The Drosera Seeds - Making Tiny Plants
Last post you saw the flowers
The entire sequence of blooms have closed and are starting to dry out now.
Here we have the stalk with the flowers that you saw last post. There is also a jar where I normally store the dried flowers. I also placed a couple dried flowers on the paper and a Q-tip for context (size).
Above, we see the three buds that I had pollinated manually, which are marked with a black permanent marker along the stem of each. It is likely that all of the flowers were visited by some sort of insect and for that reason, I save them all. The flowers only stay open for a few hours normally. So for best results, I mark the ones that I did manually and keep them separate. The seeds continue to develop inside the flowers until the entire stem is dry.
Here is a closer look still.
To prepare for spring time, I need to get the plants going mid winter in order to have some to put up for sale in the stores. These seeds stick to your finger tip pretty well. One touch and I can seen an entire pot - only half will grow and they require attention twice per day - a spritz of distilled water and an hour or so of filtered sunlight.

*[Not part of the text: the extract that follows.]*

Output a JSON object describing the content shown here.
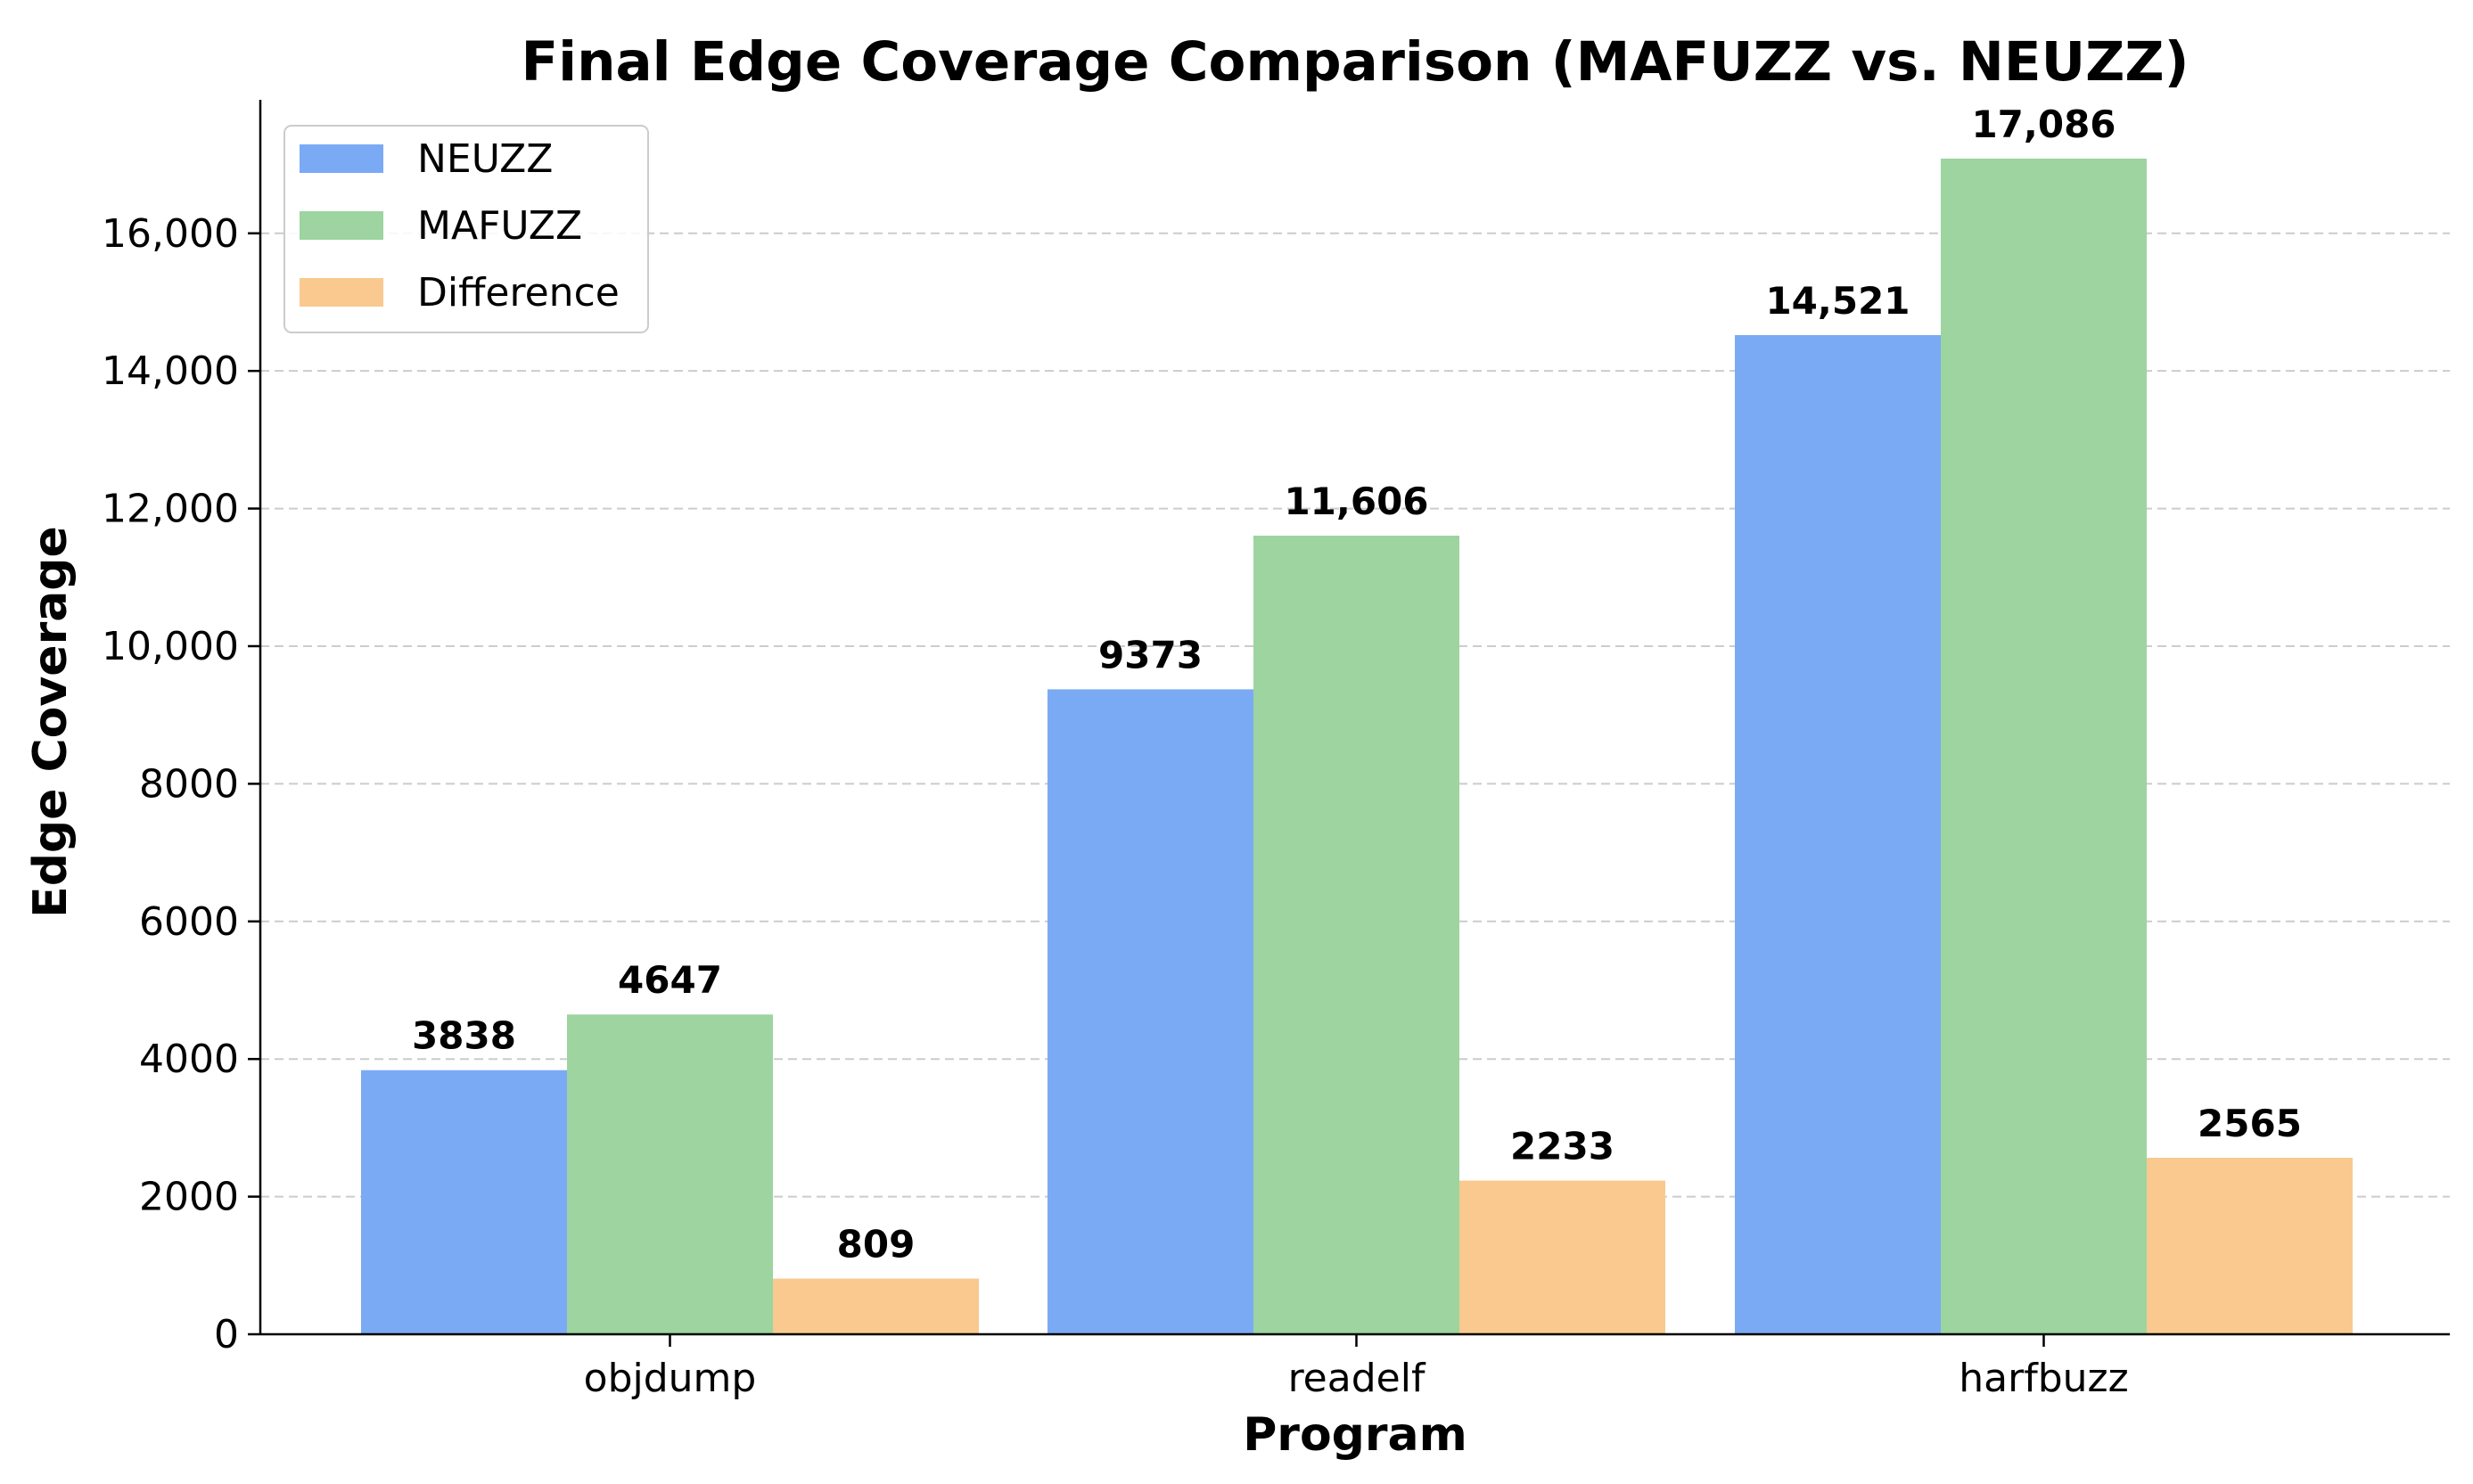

These (above) were started from seeds three months ago in the dead of winter. They will be ready to be fed as soon as they have droplets on the tiny hairs of their leaves. Not quite ready, besides, the smallest bugs I have would be larger than the entire carnivorous pad of their leaves.
Offshoots
I found these babies growing from one of the active leaves of a wintering plant outside. I clipped off the parent leaf and put it in moist moss about a week ago. The little light-brown spec on the leaf of the plant (lower left) is an aphid. I saw some aphids one of the leaves of my radish plant, snipped off the leaf and froze it. Good for plucking and feeding these babies for a while.
I could raise these plants outside and I do that when the nights are 75 degrees or more. My winter head start has them staying inside and there are not bugs to feed on when they are inside, except for the off chance that a fly gets in the house. Only the big plants are capable of holding down a full grown fly though.
When they are bigger, they will catch their own meals.
The bugs usually land and get stuck. Struggling makes the sticky enzyme on the leaves become even more sticky. The bugs eat some of it and go to sleep or calm down. Then they are digested over a week long process and the plant moves it's tenticles around to touch the insect's body and digest it. The bug later falls to the ground to make room for new bugs.